BIO-key issued U.S. patent for improving small fingerprint sensors
BIO-key has been granted US Patent #9,646,146 for the “Utilization of Biometric Data”, enabling BIO-key and its licensees to use existing small area fingerprint sensors to capture significantly more surface area.
The method leads to greater accuracy when performing a match, which in turn leads to better end user experiences and higher security fingerprint authentication scenarios using small area sensors.
The technology will allow device manufacturers, application creators, enterprises and end users to instill greater trust in the security of smaller fingerprint scanners.
Small area sensors capture only partial fingerprints, which affects the reliability of biometric matching as well as prevents interoperable matching between small sensors and full size sensors.
A small area sensor may be used as a touch sensor for basic on-device authentication, but emerging security issues diminish trust in small sensors for scenarios that require higher security.
The patented method resolves the area limitations of small sensors by enabling the capture of more data using the existing small sensor as a dynamic area capture device when required.
In addition, BIO-key’s flexible and interoperable capabilities enables customers to choose between matching on-device or in the cloud, and ensures interoperably across a range of sensor devices.

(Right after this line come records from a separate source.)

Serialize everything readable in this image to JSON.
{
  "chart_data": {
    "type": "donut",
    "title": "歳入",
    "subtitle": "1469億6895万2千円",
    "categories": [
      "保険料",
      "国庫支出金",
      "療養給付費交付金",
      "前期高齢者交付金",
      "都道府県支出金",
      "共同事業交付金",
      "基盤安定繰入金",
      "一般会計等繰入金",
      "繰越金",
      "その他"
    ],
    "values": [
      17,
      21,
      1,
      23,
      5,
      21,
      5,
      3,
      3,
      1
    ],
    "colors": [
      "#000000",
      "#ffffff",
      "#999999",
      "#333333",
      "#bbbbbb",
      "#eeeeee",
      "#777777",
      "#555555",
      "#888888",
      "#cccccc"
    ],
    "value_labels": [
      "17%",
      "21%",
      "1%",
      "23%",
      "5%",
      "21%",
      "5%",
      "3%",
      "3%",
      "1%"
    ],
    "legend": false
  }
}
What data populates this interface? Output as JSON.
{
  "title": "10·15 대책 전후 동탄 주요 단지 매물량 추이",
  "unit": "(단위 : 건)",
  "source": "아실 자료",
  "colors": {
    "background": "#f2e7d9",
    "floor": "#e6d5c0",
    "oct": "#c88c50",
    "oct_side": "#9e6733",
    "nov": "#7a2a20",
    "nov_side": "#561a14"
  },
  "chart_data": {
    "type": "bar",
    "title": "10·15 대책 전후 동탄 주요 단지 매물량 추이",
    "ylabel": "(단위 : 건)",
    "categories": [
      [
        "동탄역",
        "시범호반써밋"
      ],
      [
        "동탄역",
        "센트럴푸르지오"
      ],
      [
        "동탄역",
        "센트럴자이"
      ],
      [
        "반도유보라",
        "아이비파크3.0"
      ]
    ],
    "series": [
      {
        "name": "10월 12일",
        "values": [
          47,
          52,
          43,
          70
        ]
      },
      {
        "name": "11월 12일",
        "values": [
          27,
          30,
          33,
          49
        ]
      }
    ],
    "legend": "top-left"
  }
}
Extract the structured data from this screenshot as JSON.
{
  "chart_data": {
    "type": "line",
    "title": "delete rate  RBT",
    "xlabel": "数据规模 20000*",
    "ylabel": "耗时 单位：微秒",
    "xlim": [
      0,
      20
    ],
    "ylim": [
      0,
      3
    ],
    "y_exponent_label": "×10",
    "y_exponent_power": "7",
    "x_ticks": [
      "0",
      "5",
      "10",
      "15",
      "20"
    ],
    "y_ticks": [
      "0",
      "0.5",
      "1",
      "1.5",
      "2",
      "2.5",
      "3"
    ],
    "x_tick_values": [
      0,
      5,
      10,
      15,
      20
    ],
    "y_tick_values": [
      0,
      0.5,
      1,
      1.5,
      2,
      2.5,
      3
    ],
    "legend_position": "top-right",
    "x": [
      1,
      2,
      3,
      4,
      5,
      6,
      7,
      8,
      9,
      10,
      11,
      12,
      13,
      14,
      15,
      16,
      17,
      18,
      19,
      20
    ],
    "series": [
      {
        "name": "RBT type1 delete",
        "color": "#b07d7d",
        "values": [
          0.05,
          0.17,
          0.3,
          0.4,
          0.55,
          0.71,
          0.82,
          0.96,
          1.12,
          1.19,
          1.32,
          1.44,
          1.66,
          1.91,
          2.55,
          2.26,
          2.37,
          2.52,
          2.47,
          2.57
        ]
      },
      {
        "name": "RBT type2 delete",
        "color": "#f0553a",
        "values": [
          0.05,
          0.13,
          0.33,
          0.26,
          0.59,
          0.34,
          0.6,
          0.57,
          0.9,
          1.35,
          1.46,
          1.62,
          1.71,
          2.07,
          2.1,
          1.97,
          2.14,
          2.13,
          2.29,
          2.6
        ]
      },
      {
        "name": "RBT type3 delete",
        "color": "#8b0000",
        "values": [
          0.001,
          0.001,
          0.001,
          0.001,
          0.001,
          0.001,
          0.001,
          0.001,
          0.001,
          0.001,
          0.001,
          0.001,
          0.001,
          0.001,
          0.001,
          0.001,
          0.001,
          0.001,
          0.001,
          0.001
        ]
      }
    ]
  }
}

“Nearly every device manufacturer is including fingerprint biometric authentication as a security and convenience option for their customers,” said Mira LaCous, chief technology officer at BIO-key. “Before BIO-key’s innovation, they had to make difficult tradeoffs between sensor area footprint and accuracy. This patent and BIO-key’s IP behind it is intended to deliver the best of both worlds – enterprise-level security via sensor sizes that are unobtrusive and aesthetically pleasing.”
Earlier this month, BIO-key International issued its financial results for Q1 2017, which saw the company’s total revenues increase 229 percent to $1.4 million compared to $0.4 million in Q1 2016.